Saturday, January 29, 2011

"Ossobuco" fall in love!

       It's Saturday night and here I sit once again, in front of my computer after having been out with the kids running errands, cleaning up the place, reading my Julia Child biography and thinking back to yesterday a little.  I won't go into detail because my good friend Jay in New York prohibits me from going back to the past, although I sometimes defy her wishes and do so anyway.  In a nutshell, I recieved a metaphorical "slap in the face" and almost sank back into "sadness mode", as if by magic Jay calls and without wanting to hear about my woes, simply tells me to cut the crap and metaphorically "slapped some sense into me" thanks for that Jay, I admire your stregnth and wish I could tackle all of lifes obstacles as you do.  I still fell briefly however, I pulled myself up by reminding myself that I can fulfill my destiny and get where I want to be only by persevering and not allowing sadness to rule me.

     As I washed the dishes I tried to think of a food that reminded me of love because I remembered Valentines day is afoot, it was hard to do perhaps because I wasn't hungry or didn''t feel very valentinish (single), but I wanted a special recipe on here for that occasion .  I struggled with it a bit, then remembered a comment I made to a classmate the night I prepared the "Ossobuco" I said  "G" "Ossobuco makes you fall in love"!  his reply was "it does?  I'll take your word for it"! as he rushed out of the building.  So there I had it a food that exudes love "Ossobuco", but only if prepared correctly that is and eaten as it is intended to be eaten and shared with that "special someone".   I know, I know, I'm such a romantic it's sickening, but I can't change that, the world needs romantics and I happen to be one by nature, therefore, the world needs me?  Sure!

     Preparing the Ossobuco (braised veal shank) was an exciting experience, I couldn't wait to actualize the recipe and form an opinion on it.  The process is a simple one, sear, then braise, what your looking for is that the meat practically slides off the bone, not completely because you want that bone for your eating experience, just until it's tender and a bit detached.  Served with mushroom and gorgonzola polenta or risotto milanese, it can send palates to new destinations, engolf you in a feeling of warmth and make hearts soar.  I delayed my indulgence in the prepared Ossobuco during class because I felt intruded upon, after all I had already deduced that Ossobuco is an intimate dish, why eat it with my classmates?  I packed my portion up and took it home where I could focus on the flavors and textures and create for you a profile, which I feel I did, below find the recipe and method, enjoy!

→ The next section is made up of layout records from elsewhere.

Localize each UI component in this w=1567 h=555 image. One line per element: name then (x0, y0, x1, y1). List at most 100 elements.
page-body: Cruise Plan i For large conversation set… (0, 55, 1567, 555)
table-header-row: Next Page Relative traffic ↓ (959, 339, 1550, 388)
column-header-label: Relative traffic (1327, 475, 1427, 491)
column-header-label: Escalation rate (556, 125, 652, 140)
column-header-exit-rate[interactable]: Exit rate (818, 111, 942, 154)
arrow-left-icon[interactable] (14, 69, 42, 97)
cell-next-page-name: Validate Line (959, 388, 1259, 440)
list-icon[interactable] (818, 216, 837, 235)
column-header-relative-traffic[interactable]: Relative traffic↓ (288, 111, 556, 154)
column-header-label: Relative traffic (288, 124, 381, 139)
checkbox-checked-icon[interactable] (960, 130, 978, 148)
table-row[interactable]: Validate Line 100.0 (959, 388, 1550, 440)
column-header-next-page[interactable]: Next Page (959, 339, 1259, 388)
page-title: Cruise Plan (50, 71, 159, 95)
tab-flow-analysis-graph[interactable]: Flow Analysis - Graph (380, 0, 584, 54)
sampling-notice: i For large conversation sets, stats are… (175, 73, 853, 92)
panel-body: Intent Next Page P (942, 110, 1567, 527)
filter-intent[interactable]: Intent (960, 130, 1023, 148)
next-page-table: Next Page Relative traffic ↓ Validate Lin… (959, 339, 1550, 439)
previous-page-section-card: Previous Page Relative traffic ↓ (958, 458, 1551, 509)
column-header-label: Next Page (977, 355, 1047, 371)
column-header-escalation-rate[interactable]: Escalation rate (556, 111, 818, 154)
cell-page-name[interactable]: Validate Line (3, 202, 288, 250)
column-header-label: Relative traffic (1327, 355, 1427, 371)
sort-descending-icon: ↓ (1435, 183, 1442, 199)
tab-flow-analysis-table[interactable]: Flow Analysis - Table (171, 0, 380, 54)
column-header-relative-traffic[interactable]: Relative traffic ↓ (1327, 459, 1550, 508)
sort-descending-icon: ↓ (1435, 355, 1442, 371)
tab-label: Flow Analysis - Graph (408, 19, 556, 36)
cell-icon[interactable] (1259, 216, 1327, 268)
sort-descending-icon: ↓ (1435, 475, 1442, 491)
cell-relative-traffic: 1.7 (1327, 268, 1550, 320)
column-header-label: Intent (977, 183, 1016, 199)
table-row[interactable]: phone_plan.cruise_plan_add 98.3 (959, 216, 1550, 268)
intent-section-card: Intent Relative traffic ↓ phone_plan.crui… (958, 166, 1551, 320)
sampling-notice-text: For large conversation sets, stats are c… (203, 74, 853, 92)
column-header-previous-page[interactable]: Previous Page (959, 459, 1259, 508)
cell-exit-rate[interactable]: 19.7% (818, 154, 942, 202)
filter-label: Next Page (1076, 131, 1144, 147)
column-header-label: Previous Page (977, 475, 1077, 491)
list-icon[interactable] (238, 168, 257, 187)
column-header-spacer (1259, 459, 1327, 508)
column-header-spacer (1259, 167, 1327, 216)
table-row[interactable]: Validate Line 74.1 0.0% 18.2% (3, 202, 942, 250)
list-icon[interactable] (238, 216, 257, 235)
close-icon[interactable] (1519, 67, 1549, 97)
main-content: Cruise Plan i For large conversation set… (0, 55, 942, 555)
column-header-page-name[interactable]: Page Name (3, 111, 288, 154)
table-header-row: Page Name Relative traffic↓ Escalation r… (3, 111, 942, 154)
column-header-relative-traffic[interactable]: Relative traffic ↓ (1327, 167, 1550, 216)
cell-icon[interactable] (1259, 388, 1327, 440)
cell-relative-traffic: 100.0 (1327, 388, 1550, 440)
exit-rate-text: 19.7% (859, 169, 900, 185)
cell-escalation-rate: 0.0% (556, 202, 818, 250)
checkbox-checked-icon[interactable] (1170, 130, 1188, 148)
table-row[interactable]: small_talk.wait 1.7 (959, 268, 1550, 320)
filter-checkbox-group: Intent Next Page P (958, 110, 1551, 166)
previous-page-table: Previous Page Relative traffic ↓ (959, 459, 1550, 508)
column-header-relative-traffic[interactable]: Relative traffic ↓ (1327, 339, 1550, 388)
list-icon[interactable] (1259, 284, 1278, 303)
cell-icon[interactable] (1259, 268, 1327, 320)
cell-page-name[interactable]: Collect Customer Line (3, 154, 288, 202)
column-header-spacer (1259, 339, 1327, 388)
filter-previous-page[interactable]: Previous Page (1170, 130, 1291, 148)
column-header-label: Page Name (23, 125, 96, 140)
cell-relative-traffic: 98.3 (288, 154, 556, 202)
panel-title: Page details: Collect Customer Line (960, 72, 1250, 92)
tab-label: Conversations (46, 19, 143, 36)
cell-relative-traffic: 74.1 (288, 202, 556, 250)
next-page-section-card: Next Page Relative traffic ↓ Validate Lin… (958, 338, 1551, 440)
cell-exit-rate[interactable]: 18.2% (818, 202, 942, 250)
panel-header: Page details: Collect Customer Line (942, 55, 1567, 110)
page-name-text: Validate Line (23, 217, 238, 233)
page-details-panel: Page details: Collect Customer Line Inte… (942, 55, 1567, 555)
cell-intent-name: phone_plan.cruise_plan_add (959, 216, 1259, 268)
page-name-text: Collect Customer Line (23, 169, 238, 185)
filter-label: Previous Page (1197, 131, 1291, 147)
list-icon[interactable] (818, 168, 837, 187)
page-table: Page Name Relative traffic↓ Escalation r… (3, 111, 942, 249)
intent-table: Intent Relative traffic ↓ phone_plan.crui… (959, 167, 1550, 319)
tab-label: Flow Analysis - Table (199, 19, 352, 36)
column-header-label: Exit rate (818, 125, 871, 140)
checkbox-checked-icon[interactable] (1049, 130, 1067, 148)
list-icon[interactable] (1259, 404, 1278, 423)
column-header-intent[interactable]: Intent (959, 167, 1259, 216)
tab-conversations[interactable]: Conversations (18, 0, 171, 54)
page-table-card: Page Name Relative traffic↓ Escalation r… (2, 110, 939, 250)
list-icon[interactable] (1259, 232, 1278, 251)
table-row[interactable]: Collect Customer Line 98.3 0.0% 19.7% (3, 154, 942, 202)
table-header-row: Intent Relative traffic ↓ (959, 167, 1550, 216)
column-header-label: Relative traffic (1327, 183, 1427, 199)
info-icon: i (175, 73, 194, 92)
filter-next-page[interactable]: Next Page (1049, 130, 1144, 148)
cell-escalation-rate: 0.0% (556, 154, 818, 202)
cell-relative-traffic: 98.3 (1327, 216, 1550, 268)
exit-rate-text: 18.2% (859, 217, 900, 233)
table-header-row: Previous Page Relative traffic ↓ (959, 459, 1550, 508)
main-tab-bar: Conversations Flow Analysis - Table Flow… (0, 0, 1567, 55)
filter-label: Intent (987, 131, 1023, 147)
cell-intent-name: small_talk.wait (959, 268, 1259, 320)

2 veal shanks 1 inch thick
1/2 teaspoon salt
1/2 teaspoon ground black pepper
2oz flour
1oz of olive oil
1/2 clove of garlic
2oz carrots/diced (in small cubes)
1 1/2 teaspoon of lemon zest
4 oz of white wine
1 pint of veal stock or beef stock
1 tablespoon of tomato paste
2 small spoons

    Season flour with salt and pepper, dredge each shank in flour, heat pan then add olive oil, brown shanks on both sides, remove shanks and hold.  Add carrots, lemon zest and garlic to pan, deglaze with white wine add tomato paste and veal/beef stock.  Cover pot (aluminum foil is fine) Braise in the oven at 350 for 1 hour and 45 minutes or until fork tender.  Serve with polenta or risotto both of these offer the smooth texture that goes so well with the shanks.  There is a correct way to partake in eating Ossobuco, you should have two small spoons (small enough to fit into the bones' center) one for you and one for your guest, you dip the spoon into the marrow of the bone, (whcih is located in the center and is gel like) spread the marrow over the meat and indulge in the experience that is Ossobuco. Fall in love!!!!